European Commission chief Ursula von der Leyen voiced skepticism Friday over involving Chinese tech giant Huawei in the rollout of Europe’s 5G networks amid concerns its equipment could be used for spying by Beijing.
Critics, led by Washington, say the firm is too close to Beijing and could by law be forced to hand over data to Chinese intelligence services.
“If there’s a risk that the data of civilians or companies can be tapped into on the basis of this law, then we can’t accept that,” von der Leyen told German weekly Der Spiegel.
The next-generation of superfast 5G mobile networks are “a crucial technology” for the future, she said, adding that the EU was working on common standards to respond to the security concerns.
“One of these standards has to be that the companies who provide us with these highly sensitive technologies are independent and can’t be forced by their governments to pass on data,” she told Der Spiegel.
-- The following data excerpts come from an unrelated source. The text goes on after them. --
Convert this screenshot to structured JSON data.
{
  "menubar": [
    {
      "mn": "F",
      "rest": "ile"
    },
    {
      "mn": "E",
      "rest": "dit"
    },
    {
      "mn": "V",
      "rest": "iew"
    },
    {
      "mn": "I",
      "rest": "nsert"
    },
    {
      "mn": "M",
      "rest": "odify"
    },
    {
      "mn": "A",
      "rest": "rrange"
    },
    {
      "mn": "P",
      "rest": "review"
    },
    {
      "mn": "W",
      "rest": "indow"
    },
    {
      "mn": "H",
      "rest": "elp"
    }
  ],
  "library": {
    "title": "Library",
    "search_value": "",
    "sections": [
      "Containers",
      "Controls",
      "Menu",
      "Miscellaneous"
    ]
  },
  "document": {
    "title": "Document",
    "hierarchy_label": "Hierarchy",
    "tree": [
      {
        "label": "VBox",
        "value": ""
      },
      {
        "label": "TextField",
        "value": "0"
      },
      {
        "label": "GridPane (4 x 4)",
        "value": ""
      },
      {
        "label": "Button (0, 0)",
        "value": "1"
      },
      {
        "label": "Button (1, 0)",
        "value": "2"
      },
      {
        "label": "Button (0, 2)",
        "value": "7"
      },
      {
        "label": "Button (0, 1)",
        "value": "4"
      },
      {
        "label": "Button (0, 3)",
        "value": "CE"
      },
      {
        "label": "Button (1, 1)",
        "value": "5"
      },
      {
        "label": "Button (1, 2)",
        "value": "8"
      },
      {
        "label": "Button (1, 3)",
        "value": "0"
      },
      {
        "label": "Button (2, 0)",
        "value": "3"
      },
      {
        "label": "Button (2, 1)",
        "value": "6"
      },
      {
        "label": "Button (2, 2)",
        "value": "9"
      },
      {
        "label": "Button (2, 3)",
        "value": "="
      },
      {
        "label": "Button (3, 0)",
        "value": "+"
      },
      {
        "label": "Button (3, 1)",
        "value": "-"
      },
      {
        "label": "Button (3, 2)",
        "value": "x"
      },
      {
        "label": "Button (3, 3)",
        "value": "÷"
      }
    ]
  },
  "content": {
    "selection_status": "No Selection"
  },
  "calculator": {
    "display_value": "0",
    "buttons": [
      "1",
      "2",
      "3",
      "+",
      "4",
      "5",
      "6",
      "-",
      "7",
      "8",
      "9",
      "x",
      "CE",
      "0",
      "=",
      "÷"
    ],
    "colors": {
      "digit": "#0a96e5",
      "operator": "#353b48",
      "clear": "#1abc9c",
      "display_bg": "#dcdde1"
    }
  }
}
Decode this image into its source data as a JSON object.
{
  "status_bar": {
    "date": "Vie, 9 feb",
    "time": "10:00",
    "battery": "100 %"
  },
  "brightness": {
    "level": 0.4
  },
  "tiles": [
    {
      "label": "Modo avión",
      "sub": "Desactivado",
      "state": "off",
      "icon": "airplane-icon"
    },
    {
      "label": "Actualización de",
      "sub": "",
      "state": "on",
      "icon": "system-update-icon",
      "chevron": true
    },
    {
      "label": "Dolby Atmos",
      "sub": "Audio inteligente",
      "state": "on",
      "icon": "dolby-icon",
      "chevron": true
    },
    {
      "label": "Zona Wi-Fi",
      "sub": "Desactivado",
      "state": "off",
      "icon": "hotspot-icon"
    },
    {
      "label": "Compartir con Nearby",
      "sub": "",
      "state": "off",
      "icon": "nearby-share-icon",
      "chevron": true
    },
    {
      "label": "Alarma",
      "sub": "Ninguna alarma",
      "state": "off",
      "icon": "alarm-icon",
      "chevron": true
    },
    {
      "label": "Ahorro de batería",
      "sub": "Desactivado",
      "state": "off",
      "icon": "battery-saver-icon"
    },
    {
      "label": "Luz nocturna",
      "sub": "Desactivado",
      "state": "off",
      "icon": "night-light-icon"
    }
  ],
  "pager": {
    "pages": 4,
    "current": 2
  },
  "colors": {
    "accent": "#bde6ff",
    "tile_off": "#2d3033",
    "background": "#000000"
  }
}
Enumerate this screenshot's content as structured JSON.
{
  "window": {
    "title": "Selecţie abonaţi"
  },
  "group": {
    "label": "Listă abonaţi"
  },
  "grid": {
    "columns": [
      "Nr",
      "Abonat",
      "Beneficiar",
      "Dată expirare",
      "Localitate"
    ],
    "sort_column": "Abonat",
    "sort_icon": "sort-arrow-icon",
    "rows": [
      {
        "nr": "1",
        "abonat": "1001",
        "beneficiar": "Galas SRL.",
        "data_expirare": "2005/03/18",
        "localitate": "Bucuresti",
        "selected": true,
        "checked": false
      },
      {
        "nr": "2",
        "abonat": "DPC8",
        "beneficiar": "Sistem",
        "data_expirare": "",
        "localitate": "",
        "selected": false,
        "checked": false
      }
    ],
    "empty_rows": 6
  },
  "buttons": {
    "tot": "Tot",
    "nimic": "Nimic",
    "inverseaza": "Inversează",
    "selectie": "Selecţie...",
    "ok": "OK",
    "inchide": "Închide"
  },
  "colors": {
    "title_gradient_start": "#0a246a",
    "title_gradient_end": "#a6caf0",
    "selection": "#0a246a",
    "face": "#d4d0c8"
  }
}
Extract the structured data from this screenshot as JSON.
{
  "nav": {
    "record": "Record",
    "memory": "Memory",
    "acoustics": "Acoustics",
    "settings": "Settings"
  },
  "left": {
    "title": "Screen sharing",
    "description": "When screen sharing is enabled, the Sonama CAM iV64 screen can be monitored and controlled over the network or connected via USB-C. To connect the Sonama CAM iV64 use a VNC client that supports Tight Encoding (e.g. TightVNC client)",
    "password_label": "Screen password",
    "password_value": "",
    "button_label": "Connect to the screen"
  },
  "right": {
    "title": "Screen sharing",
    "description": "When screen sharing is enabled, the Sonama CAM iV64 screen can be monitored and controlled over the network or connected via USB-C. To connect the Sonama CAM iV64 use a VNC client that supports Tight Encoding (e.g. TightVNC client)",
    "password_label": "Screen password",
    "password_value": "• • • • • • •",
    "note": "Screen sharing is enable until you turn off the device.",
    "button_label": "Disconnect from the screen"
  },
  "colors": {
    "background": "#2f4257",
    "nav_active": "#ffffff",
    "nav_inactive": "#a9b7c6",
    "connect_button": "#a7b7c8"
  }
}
The comments are the latest sign of a toughening stance towards Huawei after EU telecoms ministers this month urged member states to consider “the legal and policy framework” that potential 5G suppliers may be subject to.
US President Donald Trump has already ordered American firms to cease doing business with market leader Huawei, and has urged allies to follow suit.
Australia and Japan have also taken steps to bar or tightly restrict the firm’s participation in their 5G networks.
Germany so far has resisted pressure to exclude Huawei from supplying technology for its 5G infrastructure.
Chancellor Angela Merkel has repeatedly said the country would insist on stringent security requirements without however banning individual companies.
Huawei strongly denies the espionage claims.
Its chairman Liang Hua told AFP this month that the Chinese government had never asked it to eavesdrop on customers, and said Huawei “would turn down such a request” if it did.